Decline of the West

CWest Scott McLemee reviews Cornel West's Brother West in Inside Higher Ed:

Cornel West’s work was once bold, challenging, exciting. The past tense here is unavoidable. His critical edge and creative powers might yet be reborn (he is 56). But in the wake of his latest book, Brother West: Living and Loving Out Loud, this hope requires a considerable leap of faith. Published by Hay House, the book also bears a second subtitle: “A Memoir.” It is the most disappointing thing I have read in at least a year.

This is not the intellectual autobiography West promised a decade ago. In essence it is a fawning celebrity profile — one in which reporter and superstar have somehow fused into a single first-person voice. And in fact that turns out to be quite literally true. In the final pages, West pays tribute to David Ritz, his collaborator, who has undertaken similar projects with Marvin Gaye and Grandmaster Flash, among others.

“David Ritz and I have worked together to sculpt a voice that I hear as my own,” explains West, or someone trying to sound like him. “Many of my other books were written in what I consider an ‘academic voice.’ Brother West is rendered in a ‘conversational’ voice.”

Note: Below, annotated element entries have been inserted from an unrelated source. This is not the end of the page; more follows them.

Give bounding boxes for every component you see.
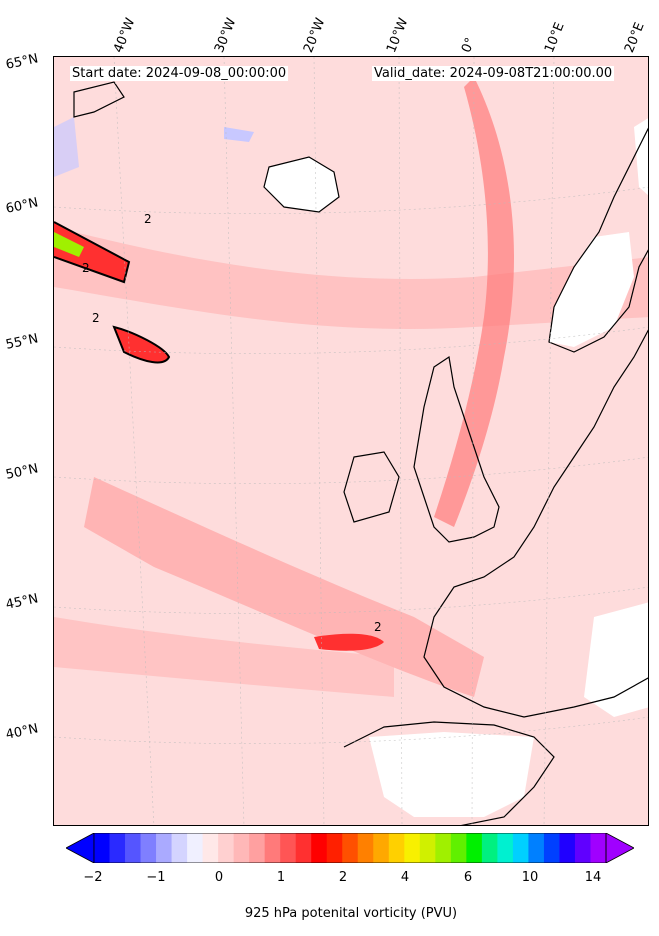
colorbar-swatch xyxy=(342,833,359,863)
colorbar-title: 925 hPa potenital vorticity (PVU) xyxy=(244,906,458,921)
pv-band-southwest xyxy=(54,617,394,697)
colorbar-swatch xyxy=(109,833,126,863)
lon-label-10e: 10°E xyxy=(542,20,568,55)
colorbar-tick-label: 6 xyxy=(463,870,473,885)
colorbar-swatch xyxy=(419,833,436,863)
valid-date-label: Valid_date: 2024-09-08T21:00:00.00 xyxy=(372,66,615,81)
colorbar-tick-label: 0 xyxy=(214,870,224,885)
colorbar-tick-label: 10 xyxy=(521,870,539,885)
colorbar-swatch xyxy=(218,833,235,863)
colorbar-swatch xyxy=(233,833,250,863)
scandinavia-coast xyxy=(548,127,648,353)
pv-field-pink xyxy=(54,57,648,825)
colorbar-swatch xyxy=(94,833,111,863)
colorbar-tick-label: −2 xyxy=(83,870,103,885)
colorbar-swatch xyxy=(295,833,312,863)
colorbar-swatch xyxy=(481,833,498,863)
map-frame: 2 2 2 2 xyxy=(53,56,649,826)
colorbar-swatch xyxy=(140,833,157,863)
contour-label: 2 xyxy=(82,261,90,275)
colorbar-swatch xyxy=(466,833,483,863)
lon-label-20e: 20°E xyxy=(622,20,648,55)
europe-coast xyxy=(423,329,648,718)
colorbar-tick-label: 2 xyxy=(338,870,348,885)
pv-contour-2 xyxy=(112,325,171,364)
lon-label-40w: 40°W xyxy=(111,16,139,55)
lon-label-30w: 30°W xyxy=(212,16,240,55)
contour-label: 2 xyxy=(92,311,100,325)
pv-high-2 xyxy=(54,232,84,257)
potential-vorticity-map: 2 2 2 2 xyxy=(54,57,648,825)
colorbar-swatch xyxy=(590,833,607,863)
scandinavia-mask xyxy=(634,118,648,196)
colorbar-swatch xyxy=(435,833,452,863)
colorbar-swatch xyxy=(326,833,343,863)
britain-coast xyxy=(413,355,500,543)
colorbar-tick-label: −1 xyxy=(146,870,166,885)
lat-label-55n: 55°N xyxy=(4,331,40,353)
colorbar-swatch xyxy=(171,833,188,863)
pv-high-4 xyxy=(314,633,384,651)
lon-label-10w: 10°W xyxy=(384,16,412,55)
contour-label: 2 xyxy=(374,620,382,634)
start-date-label: Start date: 2024-09-08_00:00:00 xyxy=(70,66,289,81)
colorbar-swatch xyxy=(404,833,421,863)
colorbar-swatch xyxy=(125,833,142,863)
lon-label-0: 0° xyxy=(459,35,479,55)
colorbar-swatch xyxy=(497,833,514,863)
norway-mask xyxy=(549,232,634,347)
alps-mask xyxy=(584,602,648,717)
colorbar-tick-label: 4 xyxy=(400,870,410,885)
colorbar-swatch xyxy=(202,833,219,863)
pv-high-1 xyxy=(54,222,129,282)
colorbar-swatch xyxy=(311,833,328,863)
colorbar-swatch xyxy=(388,833,405,863)
pv-contour-1 xyxy=(54,221,131,284)
colorbar-extend-high xyxy=(605,833,634,863)
colorbar-ticks: −2 −1 0 1 2 4 6 10 14 xyxy=(0,870,659,890)
colorbar-tick-label: 14 xyxy=(584,870,602,885)
colorbar-swatch xyxy=(249,833,266,863)
colorbar-swatch xyxy=(187,833,204,863)
greenland-coast xyxy=(73,81,125,118)
iceland-coast xyxy=(263,156,340,213)
colorbar-swatch xyxy=(450,833,467,863)
colorbar-swatch xyxy=(528,833,545,863)
colorbar-swatch xyxy=(280,833,297,863)
colorbar-swatch xyxy=(156,833,173,863)
pv-neg-2 xyxy=(224,127,254,142)
iberia-coast xyxy=(343,721,555,825)
colorbar-tick-label: 1 xyxy=(276,870,286,885)
ireland-coast xyxy=(343,451,400,523)
contour-label: 2 xyxy=(144,212,152,226)
pv-neg-1 xyxy=(54,117,79,177)
colorbar-swatch xyxy=(543,833,560,863)
colorbar-swatch xyxy=(512,833,529,863)
lat-label-60n: 60°N xyxy=(4,195,40,217)
colorbar-swatch xyxy=(357,833,374,863)
colorbar-swatch xyxy=(559,833,576,863)
lat-label-50n: 50°N xyxy=(4,461,40,483)
lat-label-45n: 45°N xyxy=(4,591,40,613)
lat-label-40n: 40°N xyxy=(4,721,40,743)
graticule xyxy=(54,57,648,825)
colorbar-swatch xyxy=(574,833,591,863)
lon-label-20w: 20°W xyxy=(301,16,329,55)
pv-ridge-uk xyxy=(434,77,514,527)
colorbar-extend-low xyxy=(66,833,95,863)
lat-label-65n: 65°N xyxy=(4,51,40,73)
colorbar-swatch xyxy=(264,833,281,863)
iberia-mask xyxy=(369,732,534,817)
colorbar xyxy=(66,833,634,863)
iceland-mask xyxy=(264,157,339,212)
colorbar-swatch xyxy=(373,833,390,863)
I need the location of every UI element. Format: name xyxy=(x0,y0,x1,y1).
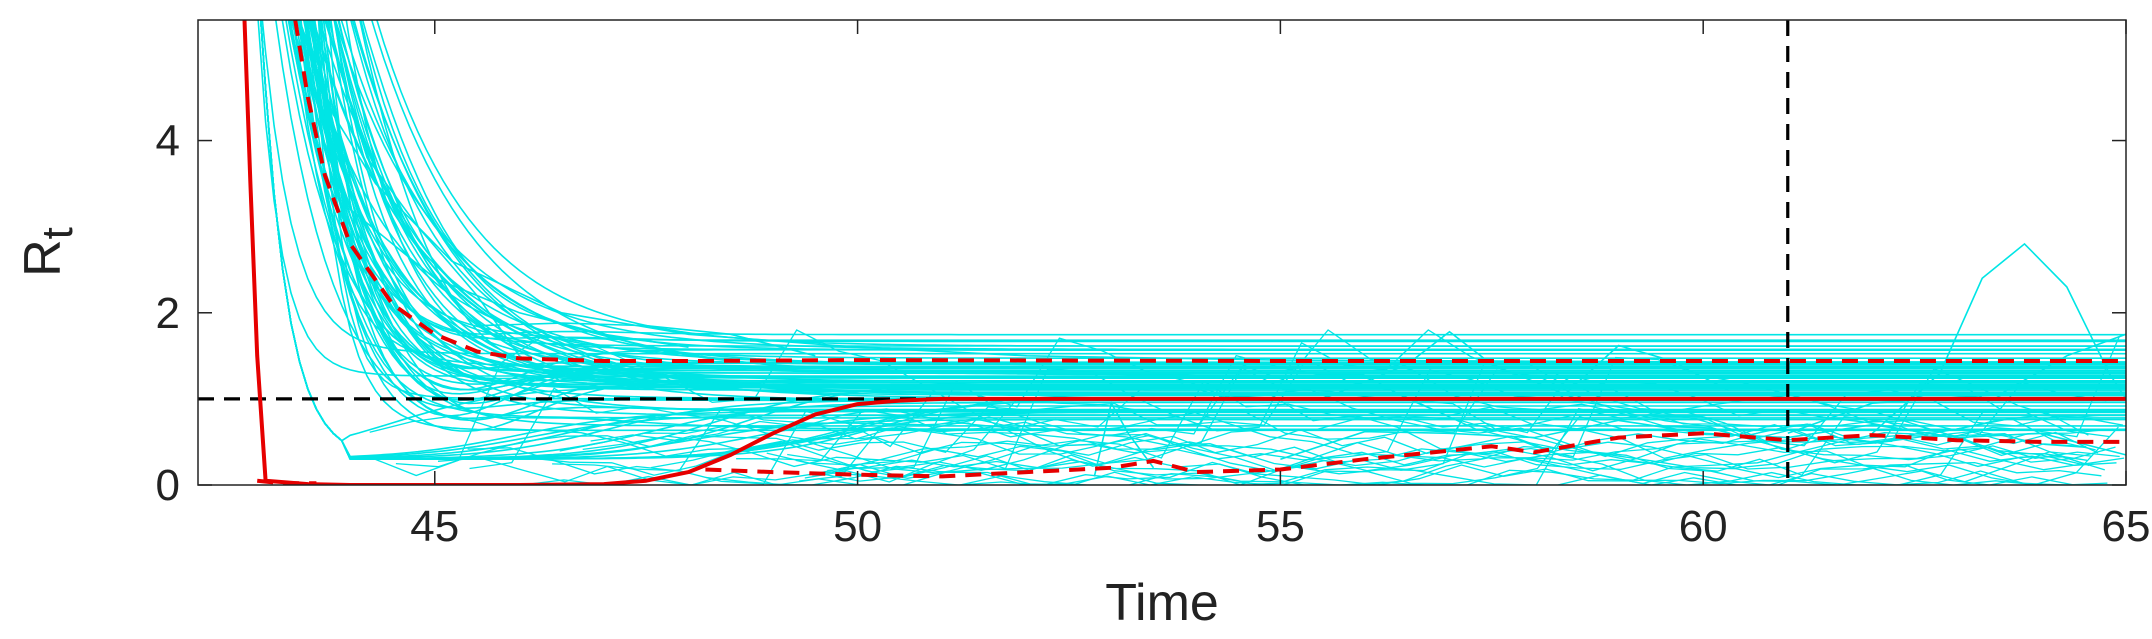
x-tick-label: 60 xyxy=(1679,502,1728,551)
ensemble-line xyxy=(795,368,2107,470)
ensemble-line xyxy=(259,20,2126,458)
y-axis-label-main: R xyxy=(14,239,72,277)
red-dashed-series-1 xyxy=(256,478,317,485)
plot-area xyxy=(198,20,2126,485)
ensemble-line xyxy=(289,20,2126,370)
x-tick-label: 45 xyxy=(410,502,459,551)
ensemble-line xyxy=(766,359,2120,471)
ensemble-line xyxy=(827,417,2096,485)
ensemble-line xyxy=(345,20,2126,378)
ensemble-line xyxy=(312,20,2126,369)
ensemble-line xyxy=(299,20,2126,372)
ensemble-line xyxy=(1322,330,1577,400)
ensemble-line xyxy=(303,20,2126,419)
ensemble-line xyxy=(1871,242,2126,434)
ensemble-line xyxy=(312,20,2126,405)
ensemble-line xyxy=(376,20,2126,347)
ensemble-line xyxy=(1558,344,1729,400)
ensemble-line xyxy=(334,20,2126,351)
ensemble-line xyxy=(1093,401,1155,477)
x-tick-label: 50 xyxy=(833,502,882,551)
ensemble-line xyxy=(477,322,816,357)
y-axis-label: Rt xyxy=(14,227,82,277)
ensemble-line xyxy=(769,438,2123,485)
ensemble-line xyxy=(298,20,2126,363)
ensemble-line xyxy=(309,20,2126,341)
x-tick-label: 65 xyxy=(2102,502,2151,551)
ensemble-line xyxy=(736,329,2090,467)
ensemble-line xyxy=(706,461,2102,485)
ensemble-line xyxy=(559,354,2125,465)
ensemble-line xyxy=(369,367,2104,457)
red-dashed-series-2 xyxy=(293,20,2126,363)
ensemble-line xyxy=(302,20,2126,431)
ensemble-line xyxy=(373,329,2108,485)
ensemble-trajectories xyxy=(257,20,2126,485)
y-axis-label-subscript: t xyxy=(33,227,82,239)
ensemble-line xyxy=(261,20,2126,355)
red-dashed-series-3 xyxy=(705,431,2126,479)
red-solid-series-0 xyxy=(242,20,2126,485)
svg-text:Rt: Rt xyxy=(14,227,82,277)
highlight-series xyxy=(242,20,2126,485)
x-axis-label: Time xyxy=(1105,574,1219,632)
plot-frame xyxy=(197,19,2127,486)
ensemble-line xyxy=(469,387,2119,485)
y-tick-label: 0 xyxy=(156,461,180,510)
ensemble-line xyxy=(799,358,2110,485)
y-tick-label: 2 xyxy=(156,289,180,338)
y-tick-label: 4 xyxy=(156,117,180,166)
ensemble-line xyxy=(328,20,2126,384)
ensemble-line xyxy=(259,20,2126,460)
x-tick-label: 55 xyxy=(1256,502,1305,551)
ensemble-line xyxy=(259,20,2126,460)
ensemble-line xyxy=(1787,333,2126,435)
ensemble-line xyxy=(361,20,2126,376)
ensemble-line xyxy=(312,20,2126,391)
axis-ticks: 45 50 55 60 65 0 2 4 xyxy=(156,20,2151,551)
ensemble-line xyxy=(467,407,2117,479)
ensemble-line xyxy=(259,20,2126,459)
ensemble-line xyxy=(437,415,2088,485)
ensemble-line xyxy=(300,20,2126,417)
ensemble-line xyxy=(259,20,2126,460)
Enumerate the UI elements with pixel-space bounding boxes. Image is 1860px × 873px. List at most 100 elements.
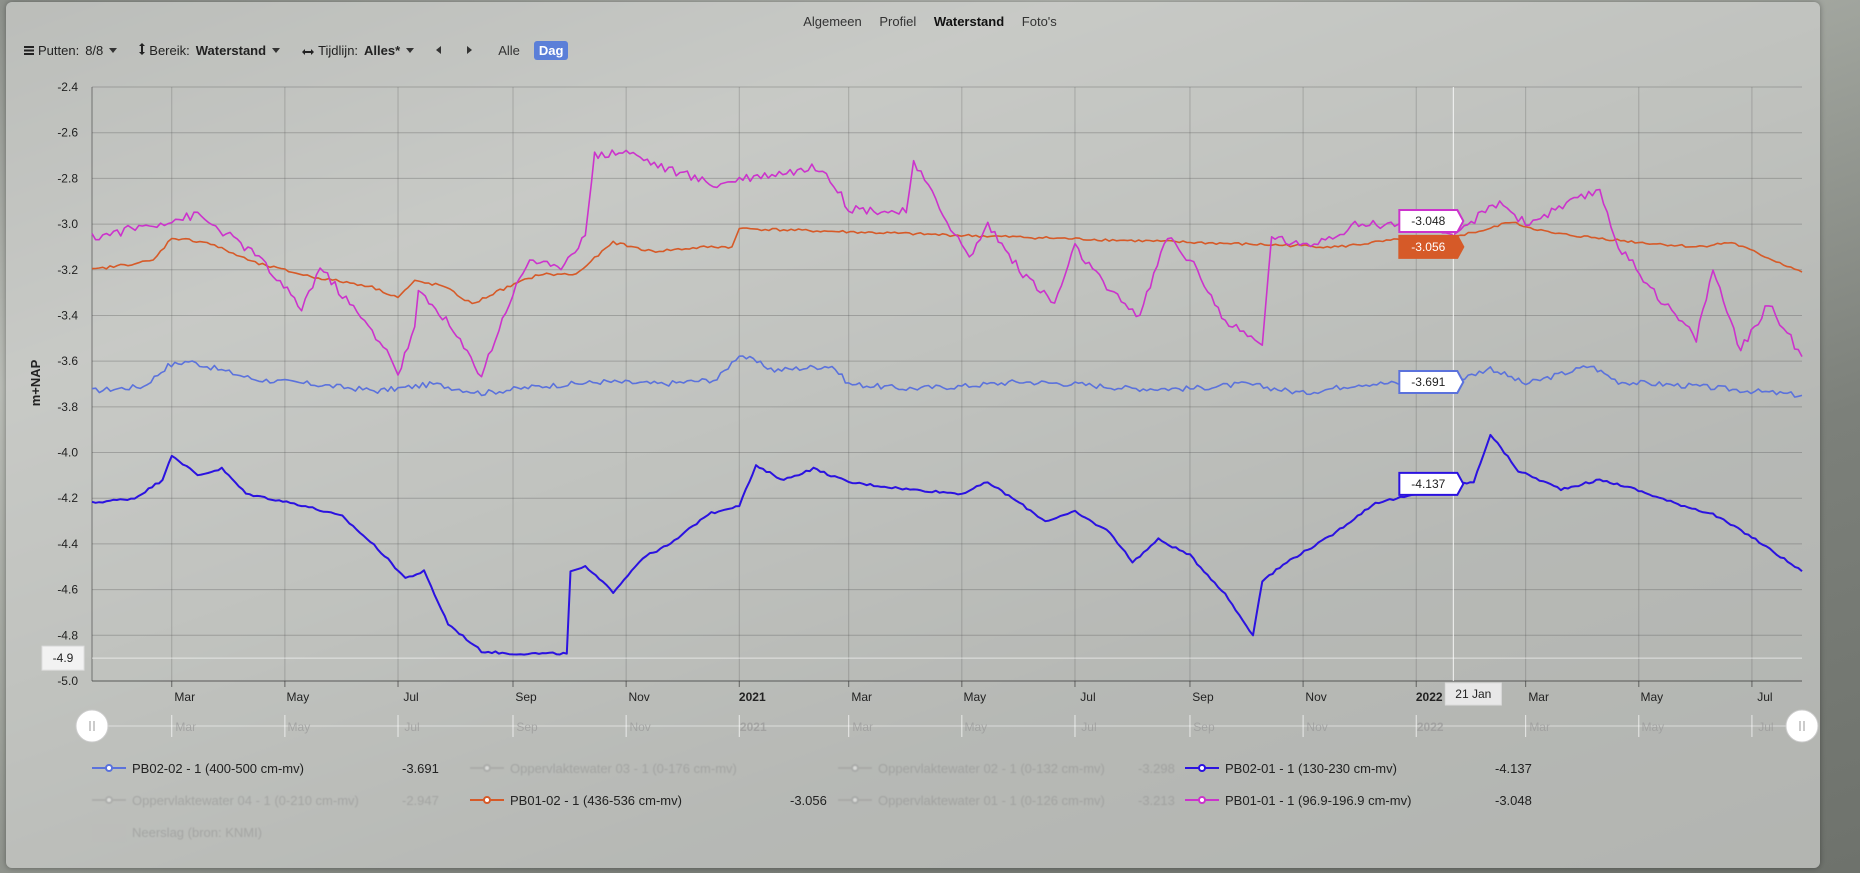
navigator-tick-label: May [288, 720, 311, 734]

In this respect, of course, the Class of 1943 University Professor in the Center for African American Studies at Princeton University is following the lead of David Hume – who, after writing A Treatise of Human Nature, published numerous very popular essays with the help of a writer from Entertainment Weekly.

The problem, to be clear, is not that this is meant to be is a popular book, or even that West himself could not be bothered to write it. Brother West offers much evidence that amour propre and self-knowledge are not the same thing. One tends to be in conflict with the other. A memoir will often show traces of the struggle between them.

Not so here. That battle is plainly over. Self-knowledge has been taken hostage, and amour propre curdled into self-infatuation.